Il est enfin parti. Il va mettre ses talents de semeur de zizanie chez nos voisins espagnols. Son séjour aura été un révélateur de clivages transcendants les nouvelles frontières politiques. Rocard, Dumas, Valls s’accommodent d’un visiteur qu’ils jugent bien entendu encombrant, de la même façon à droite des seconds couteaux font mine de s’offusquer qu’un terroriste repenti puisse fouler le sol de la république. Sur ce blog on a renvoyé les uns et les autres à une histoire récente et espérons le remis les compteurs à zéro. Match nul, vraiment nul !
Ce retour sur des temps pas si lointain où nos présidents se compromettaient l’un avec Arafat, l’autre avec Castro…on abrègera, occulte la tragédie qui a compromis notre pays, son armée, son épiscopat et ses plus hautes autorités.

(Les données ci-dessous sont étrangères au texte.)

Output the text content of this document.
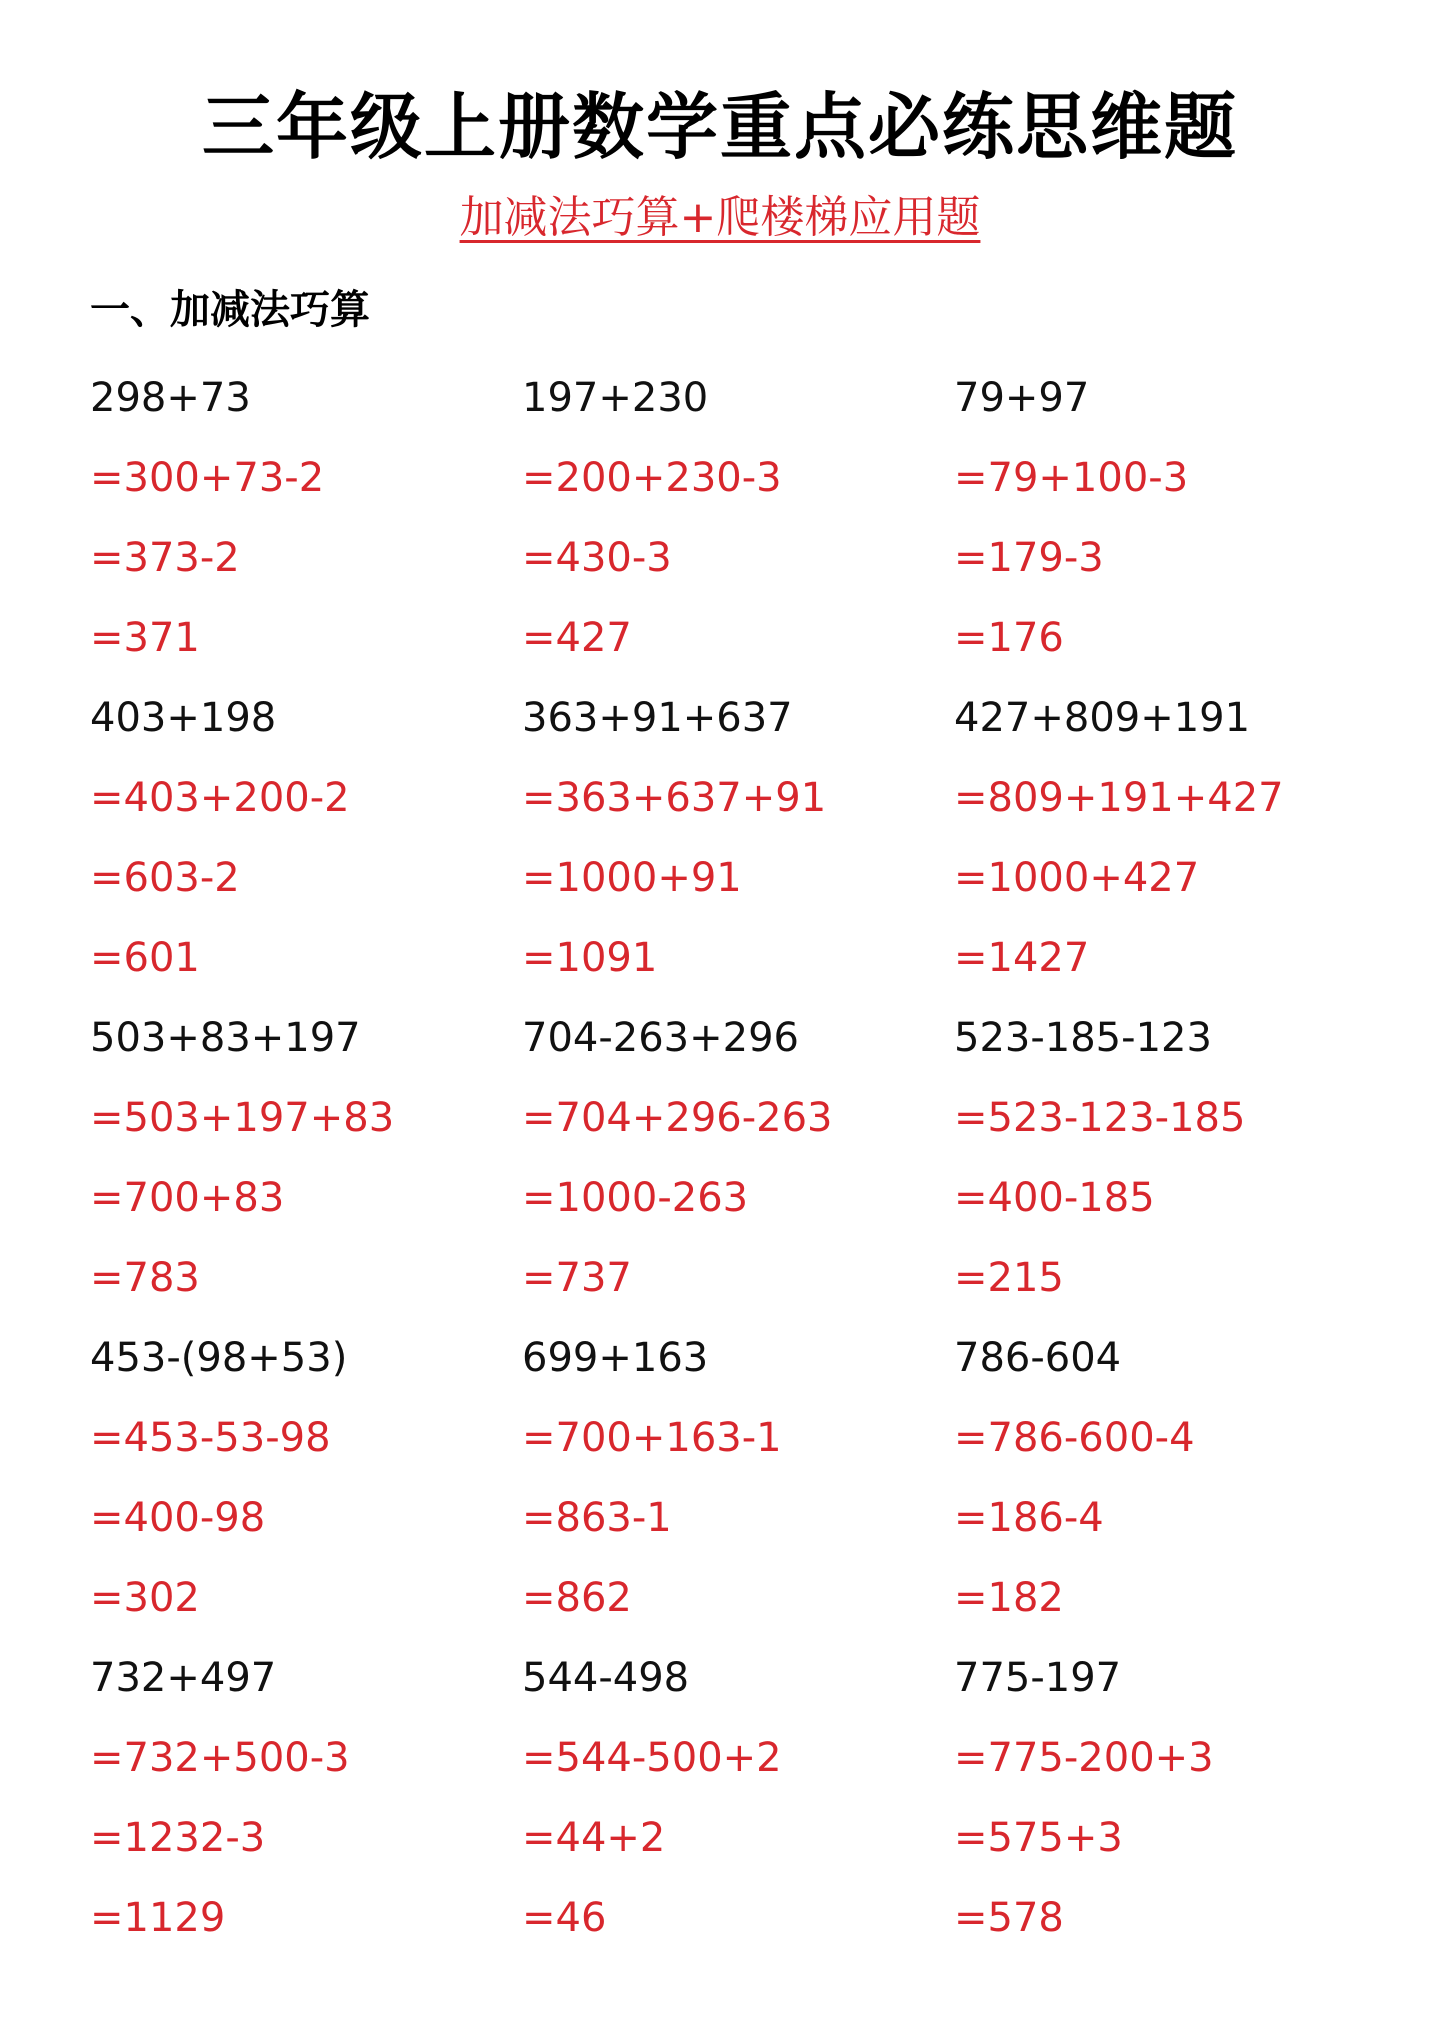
三年级上册数学重点必练思维题
加减法巧算+爬楼梯应用题
一、加减法巧算
298+73
=300+73-2
=373-2
=371
197+230
=200+230-3
=430-3
=427
79+97
=79+100-3
=179-3
=176
403+198
=403+200-2
=603-2
=601
363+91+637
=363+637+91
=1000+91
=1091
427+809+191
=809+191+427
=1000+427
=1427
503+83+197
=503+197+83
=700+83
=783
704-263+296
=704+296-263
=1000-263
=737
523-185-123
=523-123-185
=400-185
=215
453-(98+53)
=453-53-98
=400-98
=302
699+163
=700+163-1
=863-1
=862
786-604
=786-600-4
=186-4
=182
732+497
=732+500-3
=1232-3
=1129
544-498
=544-500+2
=44+2
=46
775-197
=775-200+3
=575+3
=578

Il pourrait s’agir du massacre de Srebrenica où nous troupes sont restées inertes face aux liquidateurs serbes, pour lesquels un Mitterrand finissant avait des indulgences indécentes, mais il y a eu « pire » si tant est que pire se mesure par le nombre des occis.
Le pays où la France a laissé commettre au printemps 1994 le génocide des Tutsis, où Jean Paul 2 a béni son évêque noir rouge du sang de ses compatriotes : le Rwanda. Qui enquêtera pour dire la part qui fut la notre dans le massacre en 100 jours de centaines de milliers de Tutsis par leur « frères » Hutus ? La France de Mitterrand gouvernée par Balladur a effacé cette monstruosité de sa mémoire. Sait-on pourquoi il faudra attendre 7 semaines pour que les militaires de l’opération « turquoise » mettent fin instantanément aux exactions ?

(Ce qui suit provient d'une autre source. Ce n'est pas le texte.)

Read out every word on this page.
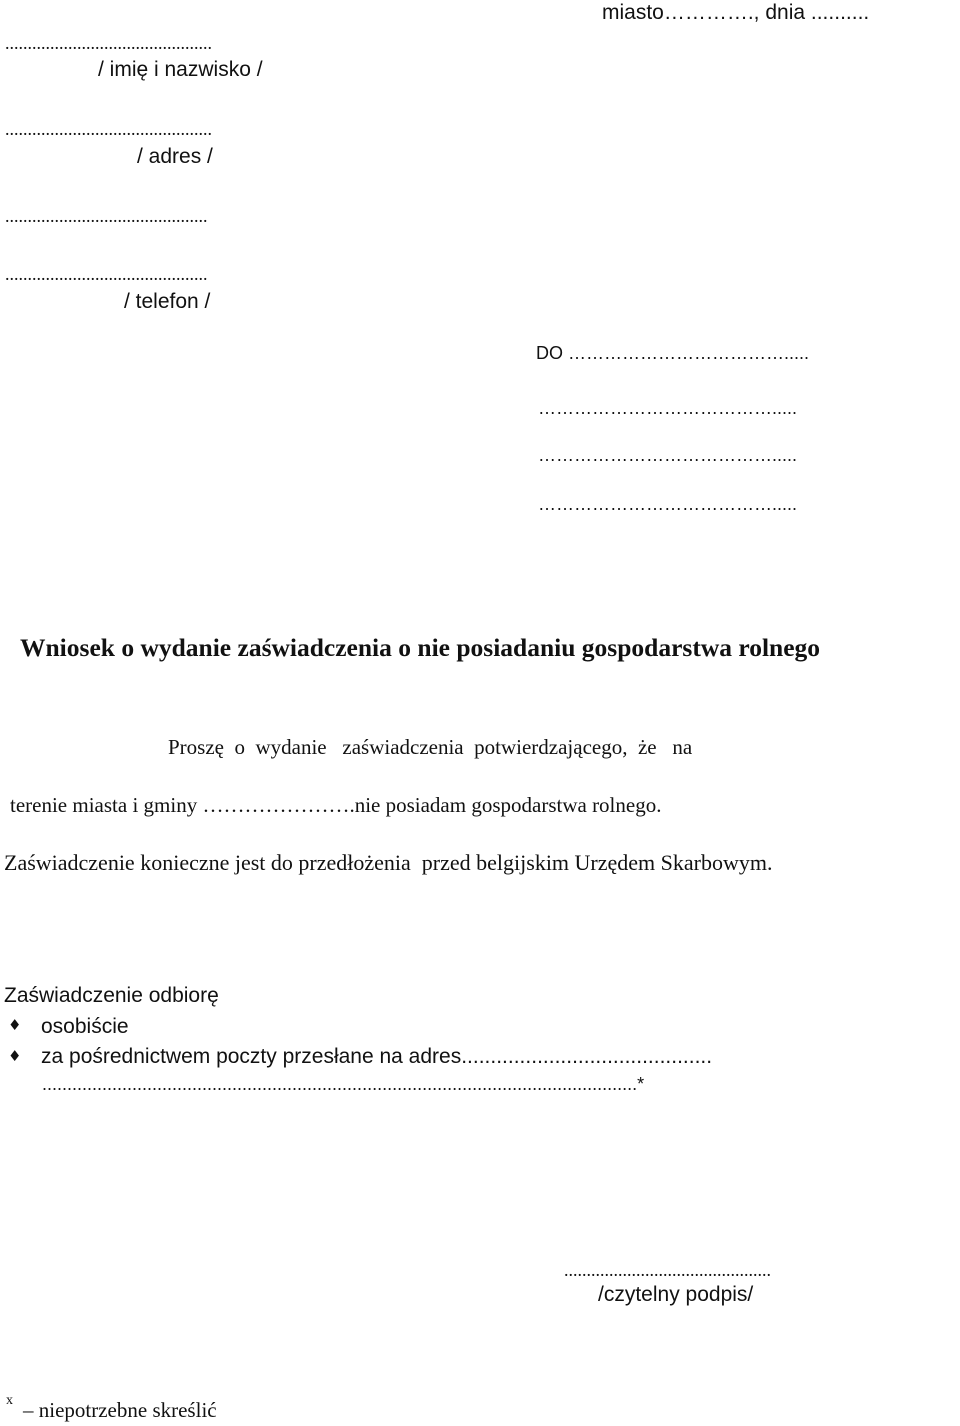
miasto…………., dnia ..........
..............................................
/ imię i nazwisko /
..............................................
/ adres /
.............................................
.............................................
/ telefon /
DO ……………………………….....
………………………………….....
………………………………….....
………………………………….....
Wniosek o wydanie zaświadczenia o nie posiadaniu gospodarstwa rolnego
Proszę  o  wydanie   zaświadczenia  potwierdzającego,  że   na
terenie miasta i gminy ………………….nie posiadam gospodarstwa rolnego.
Zaświadczenie konieczne jest do przedłożenia  przed belgijskim Urzędem Skarbowym.
Zaświadczenie odbiorę
♦ osobiście
♦ za pośrednictwem poczty przesłane na adres...........................................
.......................................................................................................................*
..............................................
/czytelny podpis/
x – niepotrzebne skreślić
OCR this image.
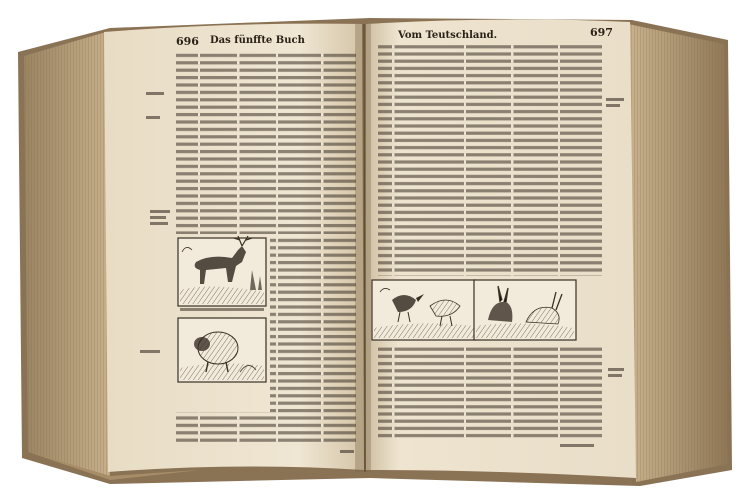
696 Das fünffte Buch	Vom Teutschland.	697
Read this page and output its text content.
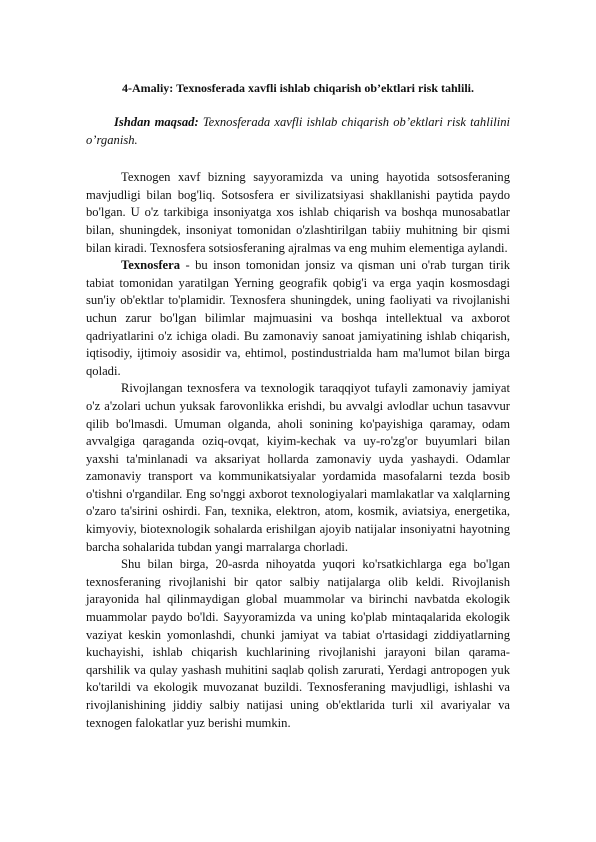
4-Amaliy: Texnosferada xavfli ishlab chiqarish ob’ektlari risk tahlili.

Ishdan maqsad: Texnosferada xavfli ishlab chiqarish ob’ektlari risk tahlilini o’rganish.

Texnogen xavf bizning sayyoramizda va uning hayotida sotsosferaning mavjudligi bilan bog'liq. Sotsosfera er sivilizatsiyasi shakllanishi paytida paydo bo'lgan. U o'z tarkibiga insoniyatga xos ishlab chiqarish va boshqa munosabatlar bilan, shuningdek, insoniyat tomonidan o'zlashtirilgan tabiiy muhitning bir qismi bilan kiradi. Texnosfera sotsiosferaning ajralmas va eng muhim elementiga aylandi.

Texnosfera - bu inson tomonidan jonsiz va qisman uni o'rab turgan tirik tabiat tomonidan yaratilgan Yerning geografik qobig'i va erga yaqin kosmosdagi sun'iy ob'ektlar to'plamidir. Texnosfera shuningdek, uning faoliyati va rivojlanishi uchun zarur bo'lgan bilimlar majmuasini va boshqa intellektual va axborot qadriyatlarini o'z ichiga oladi. Bu zamonaviy sanoat jamiyatining ishlab chiqarish, iqtisodiy, ijtimoiy asosidir va, ehtimol, postindustrialda ham ma'lumot bilan birga qoladi.

Rivojlangan texnosfera va texnologik taraqqiyot tufayli zamonaviy jamiyat o'z a'zolari uchun yuksak farovonlikka erishdi, bu avvalgi avlodlar uchun tasavvur qilib bo'lmasdi. Umuman olganda, aholi sonining ko'payishiga qaramay, odam avvalgiga qaraganda oziq-ovqat, kiyim-kechak va uy-ro'zg'or buyumlari bilan yaxshi ta'minlanadi va aksariyat hollarda zamonaviy uyda yashaydi. Odamlar zamonaviy transport va kommunikatsiyalar yordamida masofalarni tezda bosib o'tishni o'rgandilar. Eng so'nggi axborot texnologiyalari mamlakatlar va xalqlarning o'zaro ta'sirini oshirdi. Fan, texnika, elektron, atom, kosmik, aviatsiya, energetika, kimyoviy, biotexnologik sohalarda erishilgan ajoyib natijalar insoniyatni hayotning barcha sohalarida tubdan yangi marralarga chorladi.

Shu bilan birga, 20-asrda nihoyatda yuqori ko'rsatkichlarga ega bo'lgan texnosferaning rivojlanishi bir qator salbiy natijalarga olib keldi. Rivojlanish jarayonida hal qilinmaydigan global muammolar va birinchi navbatda ekologik muammolar paydo bo'ldi. Sayyoramizda va uning ko'plab mintaqalarida ekologik vaziyat keskin yomonlashdi, chunki jamiyat va tabiat o'rtasidagi ziddiyatlarning kuchayishi, ishlab chiqarish kuchlarining rivojlanishi jarayoni bilan qarama-qarshilik va qulay yashash muhitini saqlab qolish zarurati, Yerdagi antropogen yuk ko'tarildi va ekologik muvozanat buzildi. Texnosferaning mavjudligi, ishlashi va rivojlanishining jiddiy salbiy natijasi uning ob'ektlarida turli xil avariyalar va texnogen falokatlar yuz berishi mumkin.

Que faisait Balladur, que faisait Mitterrand, où était le saint Père ?
L’impossible aveu, c’est l’envers de la même question qui hanta Hannah Arendt. Pas un Pas un seul des convois qui traversèrent les immenses plaines allemandes, pas un seul des réseaux ferrés qui convergeaient vers les camps ne fut la cible de résistants, d’escadrilles d’avions alliés, ou de juifs combattants alors que tout le monde savait ?
Alors les pantomimes des patentés de la gesticulation censées condamner le dictateur libyen sont assez malvenues. Quand les droits-de-l’hommistes auront réclamé – et obtenu – qu’une enquête lave la France de tout soupçon sur le génocide Rwandais on leur donnera le droit de s’intéresser au passé sulfureux du colonel Kadhafi. Cela lui donne le temps de se refaire une virginité.